“Cultural appropriation is about the power dynamic. When people with power and privilege decide to ‘validate’ customs and traditions that oppressed people have long been marginalized for by saying ‘This is the hot new thing,’ then we have serious problems,” writer and speaker Feminista Jones told CNN in 2016.
The new criticism of Bieber’s hair is just the latest cultural controversy involving the 27-year-old Canadian singer, who has long been accused of racial insensitivity. Bieber apologized in 2014 after videos surfaced
showing him using the n-word and making a racist joke.

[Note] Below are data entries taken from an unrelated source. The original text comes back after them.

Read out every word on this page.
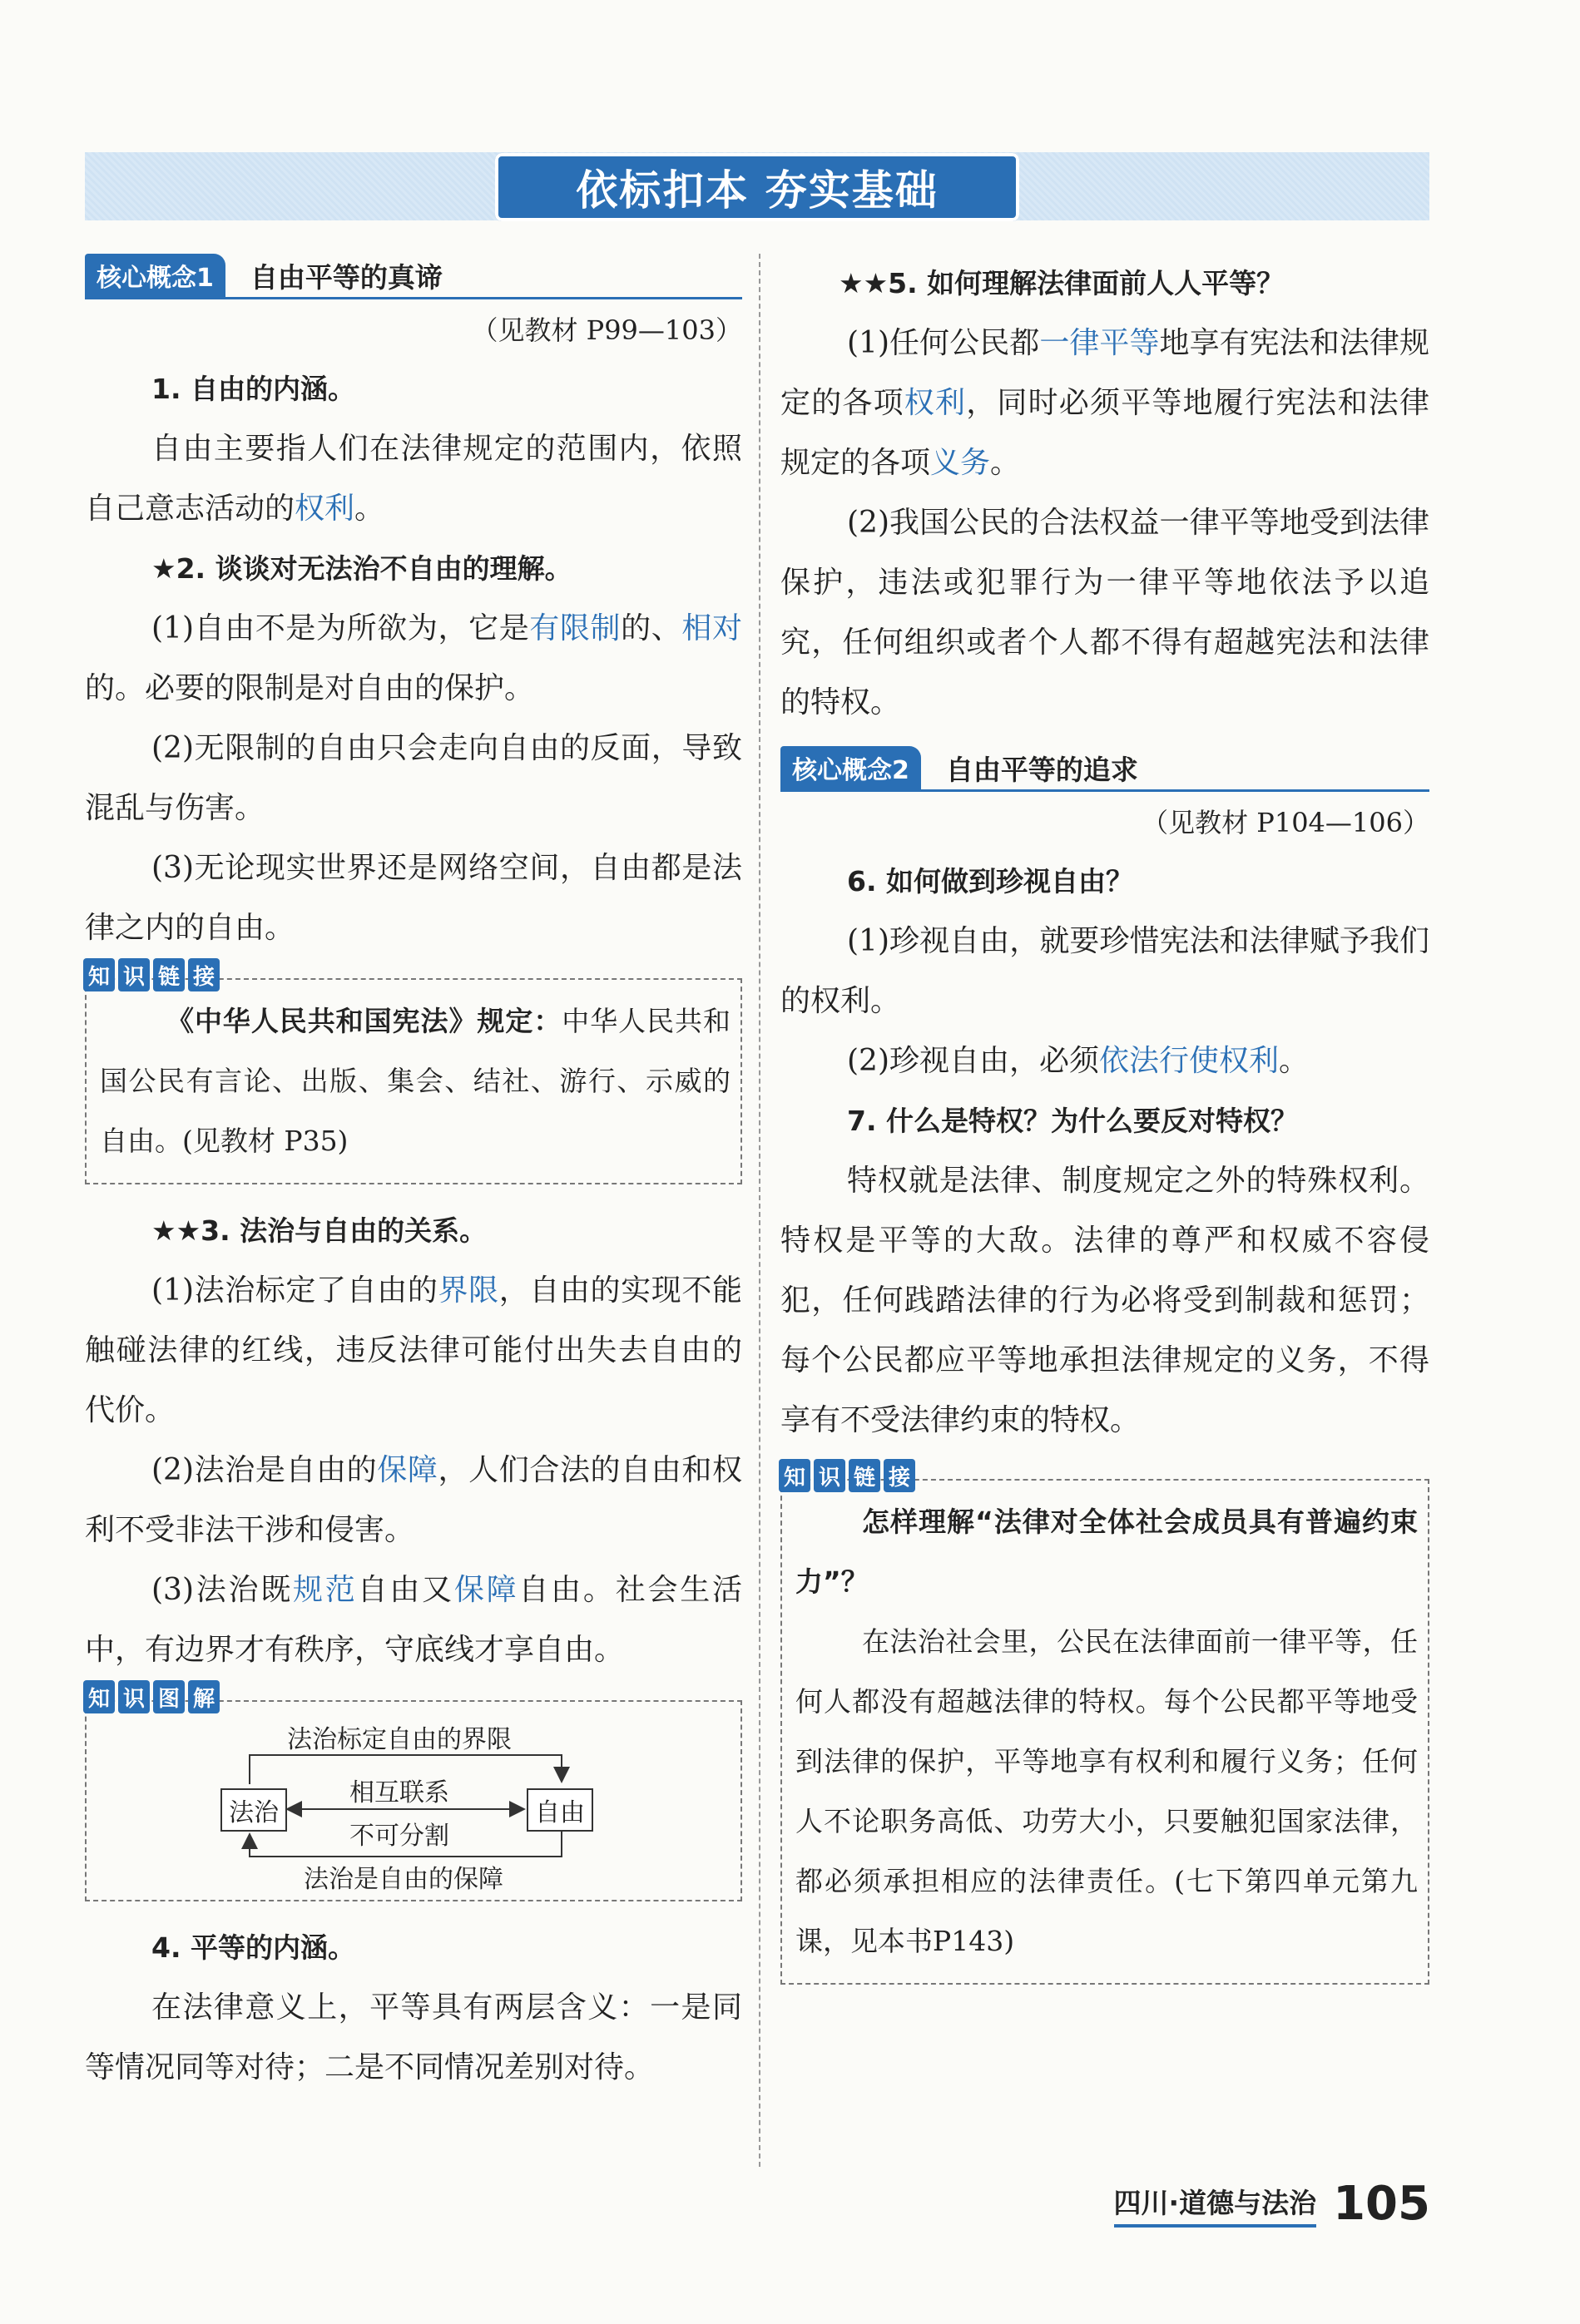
依标扣本 夯实基础
核心概念1	自由平等的真谛
（见教材 P99—103）

1. 自由的内涵。

自由主要指人们在法律规定的范围内，依照自己意志活动的权利。

★2. 谈谈对无法治不自由的理解。

(1)自由不是为所欲为，它是有限制的、相对的。必要的限制是对自由的保护。

(2)无限制的自由只会走向自由的反面，导致混乱与伤害。

(3)无论现实世界还是网络空间，自由都是法律之内的自由。

知 识 链 接

《中华人民共和国宪法》规定：中华人民共和国公民有言论、出版、集会、结社、游行、示威的自由。(见教材 P35)

★★3. 法治与自由的关系。

(1)法治标定了自由的界限，自由的实现不能触碰法律的红线，违反法律可能付出失去自由的代价。

(2)法治是自由的保障，人们合法的自由和权利不受非法干涉和侵害。

(3)法治既规范自由又保障自由。社会生活中，有边界才有秩序，守底线才享自由。

知 识 图 解
法治标定自由的界限
法治	自由
相互联系
不可分割
法治是自由的保障

4. 平等的内涵。

在法律意义上，平等具有两层含义：一是同等情况同等对待；二是不同情况差别对待。

★★5. 如何理解法律面前人人平等？

(1)任何公民都一律平等地享有宪法和法律规定的各项权利，同时必须平等地履行宪法和法律规定的各项义务。

(2)我国公民的合法权益一律平等地受到法律保护，违法或犯罪行为一律平等地依法予以追究，任何组织或者个人都不得有超越宪法和法律的特权。

核心概念2	自由平等的追求
（见教材 P104—106）

6. 如何做到珍视自由？

(1)珍视自由，就要珍惜宪法和法律赋予我们的权利。

(2)珍视自由，必须依法行使权利。

7. 什么是特权？为什么要反对特权？

特权就是法律、制度规定之外的特殊权利。特权是平等的大敌。法律的尊严和权威不容侵犯，任何践踏法律的行为必将受到制裁和惩罚；每个公民都应平等地承担法律规定的义务，不得享有不受法律约束的特权。

知 识 链 接

怎样理解“法律对全体社会成员具有普遍约束力”？

在法治社会里，公民在法律面前一律平等，任何人都没有超越法律的特权。每个公民都平等地受到法律的保护，平等地享有权利和履行义务；任何人不论职务高低、功劳大小，只要触犯国家法律，都必须承担相应的法律责任。(七下第四单元第九课，见本书P143)

四川·道德与法治 105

His new album, “Justice,” includes a track called “MLK Interlude” — almost two minutes of
a speech by the Rev. Martin Luther King Jr. King’s daughter, Bernice King, tweeted her approval
last month after Bieber expressed his support for social justice organizations, including the Martin Luther King Jr. Center.

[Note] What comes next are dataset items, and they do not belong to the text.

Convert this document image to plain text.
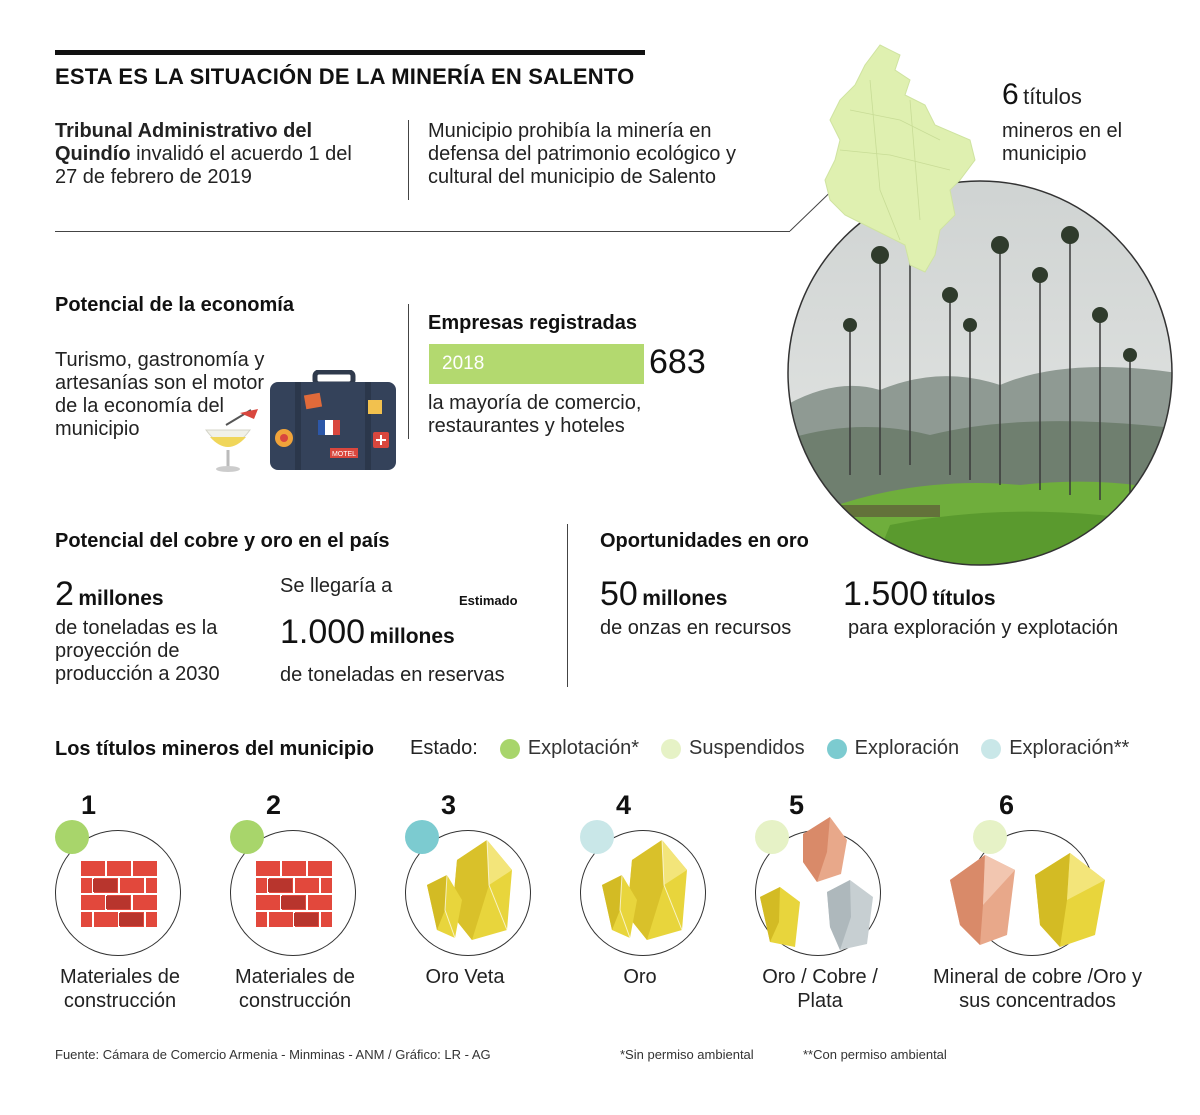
ESTA ES LA SITUACIÓN DE LA MINERÍA EN SALENTO
Tribunal Administrativo del Quindío invalidó el acuerdo 1 del 27 de febrero de 2019
Municipio prohibía la minería en defensa del patrimonio ecológico y cultural del municipio de Salento
6 títulos
mineros en el municipio
Potencial de la economía
Turismo, gastronomía y artesanías son el motor de la economía del municipio
MOTEL
Empresas registradas
2018	683
la mayoría de comercio, restaurantes y hoteles
Potencial del cobre y oro en el país
2 millones
de toneladas es la proyección de producción a 2030
Se llegaría a
Estimado
1.000 millones
de toneladas en reservas
Oportunidades en oro
50 millones
de onzas en recursos
1.500 títulos
para exploración y explotación
Los títulos mineros del municipio Estado:	Explotación*	Suspendidos	Exploración	Exploración**
1
Materiales de construcción
2
Materiales de construcción
3
Oro Veta
4
Oro
5
Oro / Cobre / Plata
6
Mineral de cobre /Oro y sus concentrados
Fuente: Cámara de Comercio Armenia - Minminas - ANM / Gráfico: LR - AG	*Sin permiso ambiental	**Con permiso ambiental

Bieber has said he is merely trying to amplify the civil rights leader’s message
— but people on social media criticized the album’s use of King’s words.
“I know that I cannot simply solve injustice by making music but I do know that if we all do our part by using our gifts to serve this planet and each other that we are that much closer to being united,” Bieber tweeted
before the album’s release.
Bieber is certainly not the only celebrity who’s been accused of cultural appropriation over their hairstyle. Miley Cyrus, Kim Kardashian
and Kylie Jenner
have also come under fire for rocking cornrows.
In 2015, “Fashion Police” host Giuliana Rancic sparked criticism when she said that
Disney star Zendaya Coleman’s dreadlocks hairstyle “smells like patchouli oil … or weed.” She later apologized.
Critics at the time said the incident highlighted how White celebrities are sometimes hailed as edgy for wearing ethnic hairstyles such as cornrows and dreadlocks while women of color are degraded for wearing their natural hair in similar styles.